The Norristown Branch is a railway line in Pennsylvania. It runs 14.6 mi from a junction with the SEPTA Main Line in North Philadelphia to Norristown, Pennsylvania. It was originally built by the Philadelphia, Germantown and Norristown Railroad (PG&N) in 1834, and was a part of the Reading Company system from 1870 until 1976. Today it is owned by SEPTA and hosts the Manayunk/Norristown Line commuter rail service.

== History ==
The Philadelphia, Germantown and Norristown Railroad completed its initial line between Philadelphia and Germantown in 1832. The geography of the Wissahickon Creek frustrated plans to build directly from Germantown to Norristown, so the company built west from what is now 16th Street Junction in North Philadelphia. This line reached Manayunk on October 18, 1834, and Norristown on August 15, 1835. The line followed the east bank of the Schuylkill River and made no crossing of it.

The Philadelphia and Reading Railroad extended its main line down the west bank of the Schuylkill in 1838. The Reading served Bridgeport, across the Schuylkill from the PG&N's terminus at Norristown, but no physical connection existed. This was remedied in 1851 when the Swedes Ford Bridge Company, a lessee of the PG&N, constructed a railway and road bridge between the two locations. This allowed the two railroads to interchange traffic, and some passenger trains of the Reading began using the PG&N depot at Ninth Street and Green Street.

The Philadelphia and Reading Railroad leased the Philadelphia, Germantown and Norristown on December 1, 1870. The company continued to exist on paper, and remained the owner of the line between 16th Street Junction and Norristown, although control now rested with the Reading. The Stony Creek Railroad, controlled by the North Pennsylvania Railroad, had built south from Lansdale to Norristown, terminating at Main and Markley, the present site of . This line opened in 1874. The Reading, through the Norristown Junction Railroad, built a connection between the two lines in 1880.

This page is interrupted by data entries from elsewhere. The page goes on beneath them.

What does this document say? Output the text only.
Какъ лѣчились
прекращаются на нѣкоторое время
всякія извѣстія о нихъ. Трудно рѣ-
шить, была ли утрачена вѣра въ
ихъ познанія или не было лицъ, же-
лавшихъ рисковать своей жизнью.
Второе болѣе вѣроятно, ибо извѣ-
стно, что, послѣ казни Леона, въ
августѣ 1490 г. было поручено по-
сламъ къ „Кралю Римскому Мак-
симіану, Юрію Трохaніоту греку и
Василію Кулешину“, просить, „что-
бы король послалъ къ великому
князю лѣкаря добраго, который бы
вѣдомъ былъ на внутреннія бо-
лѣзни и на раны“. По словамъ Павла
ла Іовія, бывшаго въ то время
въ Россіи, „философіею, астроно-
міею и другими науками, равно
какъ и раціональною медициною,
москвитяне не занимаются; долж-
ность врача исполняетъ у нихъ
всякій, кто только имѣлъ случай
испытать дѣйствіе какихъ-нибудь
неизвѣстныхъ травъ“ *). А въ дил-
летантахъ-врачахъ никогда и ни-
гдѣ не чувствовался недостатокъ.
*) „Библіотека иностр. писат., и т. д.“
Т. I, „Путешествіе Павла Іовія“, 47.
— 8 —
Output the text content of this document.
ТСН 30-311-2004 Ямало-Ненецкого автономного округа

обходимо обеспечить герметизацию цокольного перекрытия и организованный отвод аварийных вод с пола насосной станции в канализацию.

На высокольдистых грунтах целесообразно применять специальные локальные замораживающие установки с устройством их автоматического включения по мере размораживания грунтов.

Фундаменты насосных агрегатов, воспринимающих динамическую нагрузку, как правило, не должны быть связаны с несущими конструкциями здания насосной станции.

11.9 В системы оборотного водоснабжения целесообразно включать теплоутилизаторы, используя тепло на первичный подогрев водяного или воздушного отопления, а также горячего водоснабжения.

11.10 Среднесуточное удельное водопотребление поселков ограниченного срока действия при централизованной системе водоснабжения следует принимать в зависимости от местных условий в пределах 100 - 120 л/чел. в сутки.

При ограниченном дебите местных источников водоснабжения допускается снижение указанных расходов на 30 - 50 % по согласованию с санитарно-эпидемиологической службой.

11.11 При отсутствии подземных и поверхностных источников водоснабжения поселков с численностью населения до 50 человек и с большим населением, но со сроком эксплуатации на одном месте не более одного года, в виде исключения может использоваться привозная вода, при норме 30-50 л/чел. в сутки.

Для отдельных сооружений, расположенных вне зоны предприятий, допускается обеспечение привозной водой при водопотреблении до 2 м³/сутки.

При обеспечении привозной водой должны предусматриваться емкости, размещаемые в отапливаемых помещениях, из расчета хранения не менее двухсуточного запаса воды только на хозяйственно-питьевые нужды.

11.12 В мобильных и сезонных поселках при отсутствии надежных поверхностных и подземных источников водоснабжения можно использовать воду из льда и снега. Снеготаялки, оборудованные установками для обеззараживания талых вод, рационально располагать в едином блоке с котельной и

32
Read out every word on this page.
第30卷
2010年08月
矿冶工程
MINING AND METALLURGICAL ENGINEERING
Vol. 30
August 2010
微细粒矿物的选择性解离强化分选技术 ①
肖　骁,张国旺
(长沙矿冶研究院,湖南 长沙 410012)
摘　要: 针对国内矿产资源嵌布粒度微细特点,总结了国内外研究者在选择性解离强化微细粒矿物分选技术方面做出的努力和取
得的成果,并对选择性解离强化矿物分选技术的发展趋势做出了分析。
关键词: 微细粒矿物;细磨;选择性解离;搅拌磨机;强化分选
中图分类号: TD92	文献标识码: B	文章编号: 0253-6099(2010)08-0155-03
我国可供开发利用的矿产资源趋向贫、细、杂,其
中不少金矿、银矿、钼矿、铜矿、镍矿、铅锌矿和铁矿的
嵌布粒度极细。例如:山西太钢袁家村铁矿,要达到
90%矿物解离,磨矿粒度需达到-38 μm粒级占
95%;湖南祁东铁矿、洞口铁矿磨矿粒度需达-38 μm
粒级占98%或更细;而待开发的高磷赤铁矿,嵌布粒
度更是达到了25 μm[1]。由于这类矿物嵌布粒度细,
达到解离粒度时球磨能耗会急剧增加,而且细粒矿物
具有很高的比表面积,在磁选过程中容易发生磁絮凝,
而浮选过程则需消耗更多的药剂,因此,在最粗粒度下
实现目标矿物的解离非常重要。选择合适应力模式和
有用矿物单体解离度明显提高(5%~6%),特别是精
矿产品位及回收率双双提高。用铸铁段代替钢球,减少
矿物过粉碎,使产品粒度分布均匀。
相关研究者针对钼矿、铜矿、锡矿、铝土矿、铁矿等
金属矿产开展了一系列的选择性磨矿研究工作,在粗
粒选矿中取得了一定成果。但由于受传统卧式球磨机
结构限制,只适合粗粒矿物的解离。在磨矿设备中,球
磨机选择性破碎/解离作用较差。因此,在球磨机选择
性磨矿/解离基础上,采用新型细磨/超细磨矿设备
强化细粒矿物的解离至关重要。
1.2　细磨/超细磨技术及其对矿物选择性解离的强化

Another significant change came in 1903 and opening of a new bridge across the Schuylkill to replace the original connection at Swedes Ford. This new connecting line diverged from the Norristown Branch just west of the former PG&N station in Norristown, crossed Barbadoes Island, and made a connection with the Reading main line. The Reading electrified the branch from 16th Street Junction to Elm Street, on what had been part of the Stony Creek Railroad, in 1933. With the Reading Company's final bankruptcy in 1976, the Norristown Branch was conveyed to Conrail and then SEPTA.

Early in 2013, SEPTA began to undertake major operational improvements and physical rehabilitation on branch. Central to this project is the replacement of the 80-year-old wayside automatic block signal system with one that displays only in the operating cab, and operates in both directions on both tracks, thereby allowing greater operational flexibility. Two new remotely controlled interlockings are being constructed to facilitate bidirectional operation, one at Miquon, the other in Norristown between the main station and the Ford Street crossing. An electrified storage track is also being constructed at Miquon to allow for temporary turnback of trains at that station, as the line is periodically subjected to flooding from the Schuylkill River around Spring Mill and Conshohocken. Ongoing replacement of the line's overhead catenary, most of which is 80 years old, will continue along with the signal replacement. Also occurring in conjunction with these projects are the replacement of crossties, renewal of grade crossing surfaces, and trimming of brush and trees alongside the right-of-way. SEPTA activated PTC on the Norristown Branch on August 15, 2016.